"Monk Mystery is a Hair-Raiser" 
by Lynn Elber
Associated Press (January 1995)

Los Angeles---British actor Sir Derek Jacobi's PBS roles tend to leave their mark on him as well as his appreciative audiences. Jacobi gave himself a mild case of whiplash evoking the awkward twitches of a genius-fool Roman emperor in the revered 1970s drama "I, Claudius". He felt a different kind of pain as Brother Cadfael. A psychic distress, he explains.

"The only thing I don't like about the role is having my head shaved for the tonsure," he says, referring to the hairless circle marking those in the order. It requires a twice-a-week razoring, Jacobi said. "Any man who hasn't gone bald, when they take that bit off it's like a mutilation. It makes me feel very funny in the groin when they do it."

Jacobi, 56, was in Southern California to promote his biggest TV role here since "I, Claudius." Wearing a sports coat and neatly pressed jeans, he looked young and dapper despite remnants of his latest barbering. The series is based on the works of Ellis Peters, pen name of 81-year-old British writer Edith Pargeter. Jacobi said he met Pargeter during filming. Did she offer any advice on the role? "You do it. It's yours now," Pargeter told him. She also extended an apology: "I didn't realize how difficult my books were to film. Next time I'll make them easier."

Although some scenes were a bit uncomfortable--such as one that had Jacobi dragging a corpse out of a chilly, mid-November Hungarian river while burdened by monk's robes--the character itself is a pleasure, he said. "The good thing about Cadfael is he's a very worldly monk. He's a man in his 50s, and he's only been a monk for the latter part of his life. He's a man with a past, and during the course of the series the past revisits him in the shape of various people." That includes a son Cadfael had not known existed.

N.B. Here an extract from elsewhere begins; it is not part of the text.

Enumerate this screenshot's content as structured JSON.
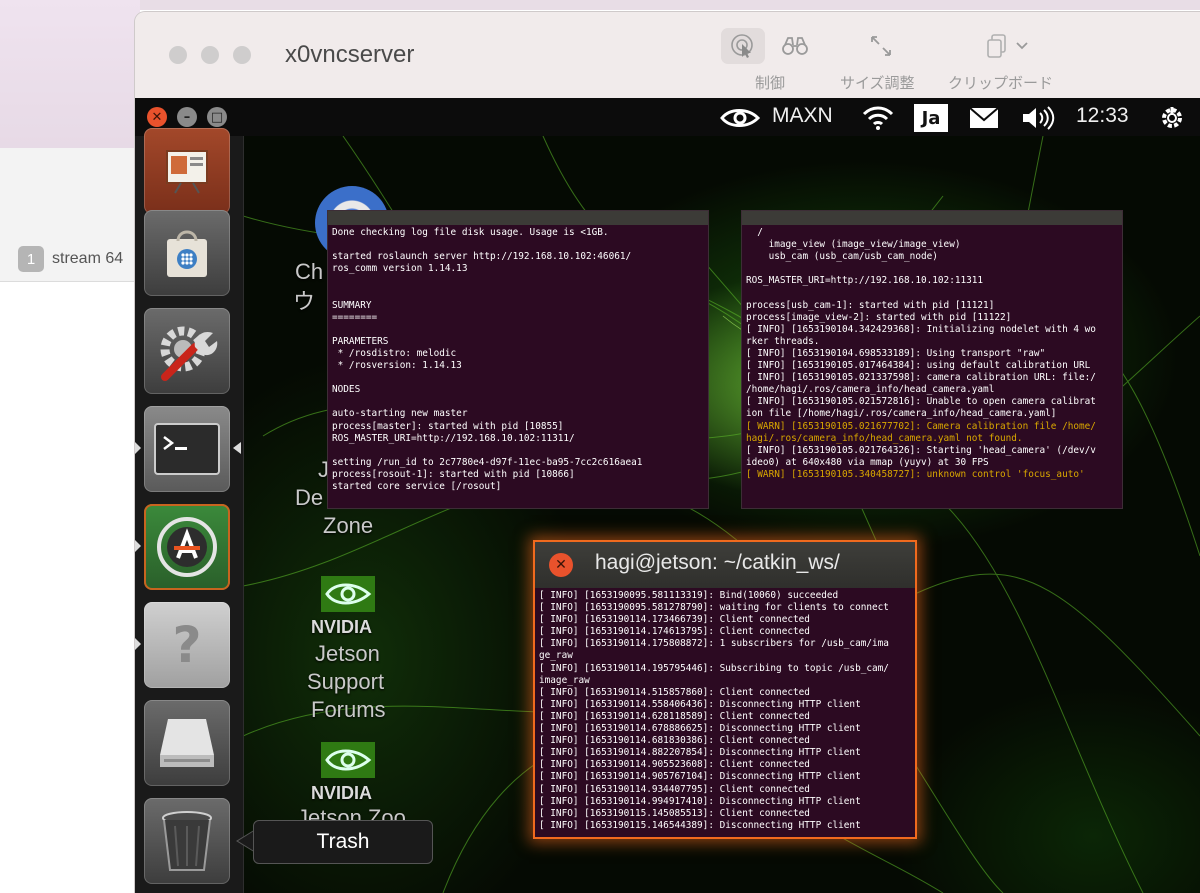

The monk's skills as an herbalist, along with his intellect and powers of observation, serve him in his detective work. And a surprising number of bodies pop up in bucolic Shrewsbury. Pargeter, who set Cadfael's adventures in a historical period of civil war, manages to bring the turbulence of greater England to the village. "Within that small area she cleverly makes it perfectly feasible that people are dropping like flies," Jacobi said.

His only reluctance in taking the role was a fear of clerical typecasting: he played Thomas Becket on stage just before "Cadfael" and is set for a papal turn, also in the theater, after. But Jacobi knew it was time to get back into TV. "In England, people think you're either dead or you've left the business, that things have gone wrong for you, if they don't see you on their television screens," Jacobi said. "Also, my bank manager would be highly delighted, because you don't get rich in the theater," he said. He paused, then added with a smile and an emphasis on the personal pronoun: "I would be highly delighted."

Money aside, his career has been a rich one. A Cambridge graduate with a history degree he hopes never to have to use as a teacher, Jacobi has worked with the National Theatre, toured the world as "Hamlet" and was recently appointed director of an English theater company. He even has a loyal female club, the 'Jacobi Cadets'.

Movie fame, however, has eluded him. Jacobi regrets that the glory days of British cinema, which allowed actors such as Laurence Olivier and Ralph Richardson to work both stage and screen, are gone. "Something in me says I would like to do the big American film, but one of those films that comes from nowhere," a sleeper with big impact like a 'Bonnie & Clyde', Jacobi said. "If they (films) were to happen, they would probably have happened by now," he said. Then, hopefully: "They may in my dotage."